Cortana es una petarda total. Diseñada por Microsoft para ser uno de los primeros asistentes virtuales con Windows 10, desde el principio parece creada para ser un instrumento malvado de dominación mundial. En serio, mirad la imagen de al lado. ¿Alguien puede decirme que no tiene pinta de inteligencia artificial que se descontrola y acaba matando a toda la tripulación de la nave mientras se ríe histéricamente y murmura algo relacionado con el “protocolo de purificación”? ¿Es que la gente de Microsoft no ha visto 2001: Odisea en el espacio?

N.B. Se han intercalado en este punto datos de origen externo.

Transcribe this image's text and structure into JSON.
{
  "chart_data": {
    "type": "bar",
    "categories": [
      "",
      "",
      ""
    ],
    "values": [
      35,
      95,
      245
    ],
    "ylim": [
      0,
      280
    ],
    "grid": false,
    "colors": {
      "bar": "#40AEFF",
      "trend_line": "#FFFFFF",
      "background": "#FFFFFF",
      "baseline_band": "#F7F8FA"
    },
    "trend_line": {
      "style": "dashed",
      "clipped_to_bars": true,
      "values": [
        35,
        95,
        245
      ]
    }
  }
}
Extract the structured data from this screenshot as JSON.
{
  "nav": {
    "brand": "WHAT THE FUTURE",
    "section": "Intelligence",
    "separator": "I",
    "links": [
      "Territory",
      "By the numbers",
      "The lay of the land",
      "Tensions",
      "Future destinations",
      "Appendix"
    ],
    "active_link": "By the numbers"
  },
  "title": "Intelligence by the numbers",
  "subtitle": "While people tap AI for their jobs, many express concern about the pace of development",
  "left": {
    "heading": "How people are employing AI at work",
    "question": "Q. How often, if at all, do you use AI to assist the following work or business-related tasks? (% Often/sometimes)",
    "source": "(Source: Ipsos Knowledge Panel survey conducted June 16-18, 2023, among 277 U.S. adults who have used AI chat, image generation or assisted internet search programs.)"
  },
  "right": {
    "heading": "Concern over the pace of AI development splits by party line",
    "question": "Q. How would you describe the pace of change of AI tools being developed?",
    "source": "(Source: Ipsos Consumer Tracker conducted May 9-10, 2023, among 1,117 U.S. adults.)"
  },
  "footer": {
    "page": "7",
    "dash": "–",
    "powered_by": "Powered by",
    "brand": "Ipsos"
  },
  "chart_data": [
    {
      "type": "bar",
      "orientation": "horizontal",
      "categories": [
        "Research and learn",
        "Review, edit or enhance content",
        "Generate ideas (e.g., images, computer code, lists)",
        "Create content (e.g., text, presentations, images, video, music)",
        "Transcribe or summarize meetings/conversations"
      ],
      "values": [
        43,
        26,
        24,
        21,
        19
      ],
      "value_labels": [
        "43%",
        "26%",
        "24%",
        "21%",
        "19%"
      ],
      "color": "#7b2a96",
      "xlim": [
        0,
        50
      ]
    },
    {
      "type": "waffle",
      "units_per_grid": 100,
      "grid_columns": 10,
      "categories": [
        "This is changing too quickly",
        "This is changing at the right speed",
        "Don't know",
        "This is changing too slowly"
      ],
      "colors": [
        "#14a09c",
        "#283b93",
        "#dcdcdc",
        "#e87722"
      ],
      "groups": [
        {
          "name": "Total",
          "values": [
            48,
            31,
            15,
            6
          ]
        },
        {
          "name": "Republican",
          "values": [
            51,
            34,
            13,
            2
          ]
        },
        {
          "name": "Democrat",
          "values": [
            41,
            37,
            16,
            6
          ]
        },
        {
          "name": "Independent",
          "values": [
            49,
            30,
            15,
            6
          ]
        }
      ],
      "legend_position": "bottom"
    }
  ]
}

O igual sí la han visto y ese es su plan… por cierto, ¿qué sistema operativo usas?

Ernest Lindberg

Ernest Lindberg no es en realidad un pollo gigante, pero no encontraba por internet una imagen que me convenciese para él. En verdad es un tipo delgado y con perilla, que usa gafas porque le da miedo operarse los ojos y va siempre impecablemente vestido. Es el padre de Eva y tiene un pequeño placer culpable: espiar a su hija con los cacharros de alta tecnología que fabrica su empresa NeuroSpy. Pero no lo hace a mal, o eso dice él. Su estilo de vida se podría calificar de “retro” (si buscas llevarte bien con él) o de “más anticuado que los tamagochis” (si quieres ser más fiel a la verdad). Emplea una secretaria de carne y hueso en vez de un asistente virtual como todo el mundo y colecciona libros en papel. Pero se lo puede permitir: es asquerosamente rico. La última vez que habló con Eva, la cosa no salió especialmente bien.